Unlike fast fashion, slow fashion encompasses values such as using sustainable materials, producing longer lasting products, sourcing and producing locally, slower production schedules, zero to minimal waste production cycles and lastly, they aim to release fewer collections on a yearly basis. On the other hand, fast fashion comparatively produces multiple collections per year, often referred to as ‘throwaway fashion’ due to their cheap price points and nondurable materials, often associated with unethical practices and known for replicating catwalk trends faster, with greater convenience and affordability.

Why Is It Important?

Slow fashion is a movement created for more conscious consumers hoping to revert or at least slow down the repercussions the fast fashion industry has caused over decades of conquering the masses. Slow fashion does not mean untrendy or extremely basic clothing, rather, it means buying style without a guilty conscience. It can be difficult making the switch from our beloved and familiar “go-to’s” to an unfamiliar territory, but trust me it’s worth it. 

Today, we are buying clothes more than ever before and throwing them out at an even faster rate. Slow fashion brands are more than just sustainable clothing, but a cry for help to anyone who is willing to listen. As trends are changing and evolving at a quicker pace, consumers feel the need to stay on trend, and replace the old with the new. Younger consumers such as Millennials and Generation Z are a huge target market for fast fashion brands, especially as their spending power has drastically increased. However, out of these cohorts a strong number of them are choosing to part ways with the usual everyday retailers, and think twice before purchasing items from unethical brands. Increasing awareness and knowledge of slow fashion as a concept and brands that follow this mindset and business model is extremely crucial. 

To put the negative impact of the fast fashion industry into perspective, below are some statistics from Business Insider: 

  • “While people bought 60% more garments in 2014 than in 2000, they only kept the clothes for half as long.”
  • “The equivalent of one garbage truck full of clothes is burned or dumped in a landfill every second.”
  • “In total, up to 85% of textiles go into landfills each year.”
  • “The fashion industry is responsible for 10% of humanity’s carbon emissions.”
  • “The fashion industry is also the second-largest consumer of water worldwide.”
  • “The fashion industry is responsible for 20% of all industrial water pollution worldwide.”

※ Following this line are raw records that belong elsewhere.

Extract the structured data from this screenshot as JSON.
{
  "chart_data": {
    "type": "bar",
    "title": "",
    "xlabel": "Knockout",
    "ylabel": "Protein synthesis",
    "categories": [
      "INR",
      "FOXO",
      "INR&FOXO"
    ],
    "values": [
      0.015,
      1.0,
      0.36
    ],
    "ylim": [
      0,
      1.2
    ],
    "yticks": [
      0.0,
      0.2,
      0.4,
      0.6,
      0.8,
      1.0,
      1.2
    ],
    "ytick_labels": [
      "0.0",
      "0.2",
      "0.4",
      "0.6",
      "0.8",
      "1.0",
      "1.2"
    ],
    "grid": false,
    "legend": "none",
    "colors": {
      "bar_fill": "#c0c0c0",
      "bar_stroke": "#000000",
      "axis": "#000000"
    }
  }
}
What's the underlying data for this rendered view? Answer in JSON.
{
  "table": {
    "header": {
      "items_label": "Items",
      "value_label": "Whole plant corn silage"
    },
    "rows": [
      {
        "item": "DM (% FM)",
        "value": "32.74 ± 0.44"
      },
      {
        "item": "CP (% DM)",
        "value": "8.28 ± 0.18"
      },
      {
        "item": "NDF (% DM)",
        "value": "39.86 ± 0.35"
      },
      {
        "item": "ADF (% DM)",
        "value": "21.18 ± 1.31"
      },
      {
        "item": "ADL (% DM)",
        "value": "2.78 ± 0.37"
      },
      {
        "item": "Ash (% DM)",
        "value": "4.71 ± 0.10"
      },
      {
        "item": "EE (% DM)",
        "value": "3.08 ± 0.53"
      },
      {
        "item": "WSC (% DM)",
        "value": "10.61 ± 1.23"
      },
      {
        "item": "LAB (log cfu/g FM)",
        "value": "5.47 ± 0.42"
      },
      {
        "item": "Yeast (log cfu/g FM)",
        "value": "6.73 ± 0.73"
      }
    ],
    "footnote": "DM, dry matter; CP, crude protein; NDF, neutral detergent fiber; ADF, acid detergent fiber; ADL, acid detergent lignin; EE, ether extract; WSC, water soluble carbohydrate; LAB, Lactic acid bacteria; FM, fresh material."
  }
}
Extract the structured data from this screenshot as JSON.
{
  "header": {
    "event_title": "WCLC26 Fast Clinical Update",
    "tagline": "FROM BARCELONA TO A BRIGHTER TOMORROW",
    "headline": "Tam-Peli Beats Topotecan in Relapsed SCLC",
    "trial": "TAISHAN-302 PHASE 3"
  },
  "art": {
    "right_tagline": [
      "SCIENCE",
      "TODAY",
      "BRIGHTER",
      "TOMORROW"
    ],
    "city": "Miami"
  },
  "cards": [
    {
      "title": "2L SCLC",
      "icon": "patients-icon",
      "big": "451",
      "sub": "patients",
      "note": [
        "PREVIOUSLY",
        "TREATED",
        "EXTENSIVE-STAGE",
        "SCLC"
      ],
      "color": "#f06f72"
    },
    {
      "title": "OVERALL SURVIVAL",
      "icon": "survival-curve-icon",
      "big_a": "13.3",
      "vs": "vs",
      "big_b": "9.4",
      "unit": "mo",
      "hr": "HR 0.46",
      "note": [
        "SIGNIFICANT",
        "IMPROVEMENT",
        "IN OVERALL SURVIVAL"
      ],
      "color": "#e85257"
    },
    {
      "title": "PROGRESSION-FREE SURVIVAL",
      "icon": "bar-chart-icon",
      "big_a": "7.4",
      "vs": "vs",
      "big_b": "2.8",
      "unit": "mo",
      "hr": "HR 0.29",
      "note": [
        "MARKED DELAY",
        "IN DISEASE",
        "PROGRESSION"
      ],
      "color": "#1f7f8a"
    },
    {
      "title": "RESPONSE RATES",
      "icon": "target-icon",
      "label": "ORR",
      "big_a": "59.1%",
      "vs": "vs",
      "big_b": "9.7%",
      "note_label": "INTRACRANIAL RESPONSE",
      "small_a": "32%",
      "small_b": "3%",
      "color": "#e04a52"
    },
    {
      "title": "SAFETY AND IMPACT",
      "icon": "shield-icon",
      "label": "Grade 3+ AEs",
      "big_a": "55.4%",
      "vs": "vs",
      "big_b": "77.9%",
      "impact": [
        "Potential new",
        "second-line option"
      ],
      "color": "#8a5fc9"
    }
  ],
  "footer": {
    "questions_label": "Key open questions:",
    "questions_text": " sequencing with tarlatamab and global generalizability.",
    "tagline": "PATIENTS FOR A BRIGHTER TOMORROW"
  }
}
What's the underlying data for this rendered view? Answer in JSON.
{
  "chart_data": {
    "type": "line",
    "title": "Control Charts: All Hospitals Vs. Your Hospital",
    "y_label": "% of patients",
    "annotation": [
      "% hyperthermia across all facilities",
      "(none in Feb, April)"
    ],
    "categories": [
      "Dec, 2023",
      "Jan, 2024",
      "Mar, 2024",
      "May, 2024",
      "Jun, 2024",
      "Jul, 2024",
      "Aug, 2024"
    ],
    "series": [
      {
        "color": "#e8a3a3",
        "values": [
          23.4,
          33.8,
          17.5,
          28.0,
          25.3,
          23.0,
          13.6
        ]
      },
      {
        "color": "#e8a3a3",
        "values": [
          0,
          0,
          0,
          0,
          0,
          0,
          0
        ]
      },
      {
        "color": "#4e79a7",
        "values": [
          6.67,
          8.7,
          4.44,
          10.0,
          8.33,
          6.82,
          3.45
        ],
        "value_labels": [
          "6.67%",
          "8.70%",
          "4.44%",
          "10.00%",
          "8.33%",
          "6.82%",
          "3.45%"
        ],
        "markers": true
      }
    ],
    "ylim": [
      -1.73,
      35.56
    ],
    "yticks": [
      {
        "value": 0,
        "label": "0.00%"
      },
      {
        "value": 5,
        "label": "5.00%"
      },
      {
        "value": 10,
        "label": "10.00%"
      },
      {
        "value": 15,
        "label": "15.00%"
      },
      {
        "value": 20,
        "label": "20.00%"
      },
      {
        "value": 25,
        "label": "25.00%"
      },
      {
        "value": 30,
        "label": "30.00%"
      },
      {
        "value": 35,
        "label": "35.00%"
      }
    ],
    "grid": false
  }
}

Unlike fast fashion brands, slow fashion brands prioritise the environment, their workers and other ethical concerns both internally and externally. These brands ensure higher wages and better working conditions across their supply chains, whilst also focusing on using high quality materials which are more likely to be biodegradable. Hence, such fabrics pose no harm on the environment and can safely be disposed of when needed. Consequently, fewer clothes are dumped into landfills left to rot and therefore less waste is created. The research and development that goes into the development of such products as well as time and effort spent, is comparatively longer than fast fashion brands. Subsequently costs of using high quality materials and spending on higher wages add to the final price point. All in all, the one-time cost may be higher, but the value and longevity of items purchased compensate for the price in the long run.  And finally, an article by Forbes outlined the fact that according to research 90% of the clothing we buy is thrown away before it needs to be. This is an exorbitant statistic, which depicts just how imperative it is for all consumers to primarily, buy LESS and secondly invest in slow fashion brands where timeless pieces and premium, long-lasting quality are key features. It’s time to prioritise our people and our planet.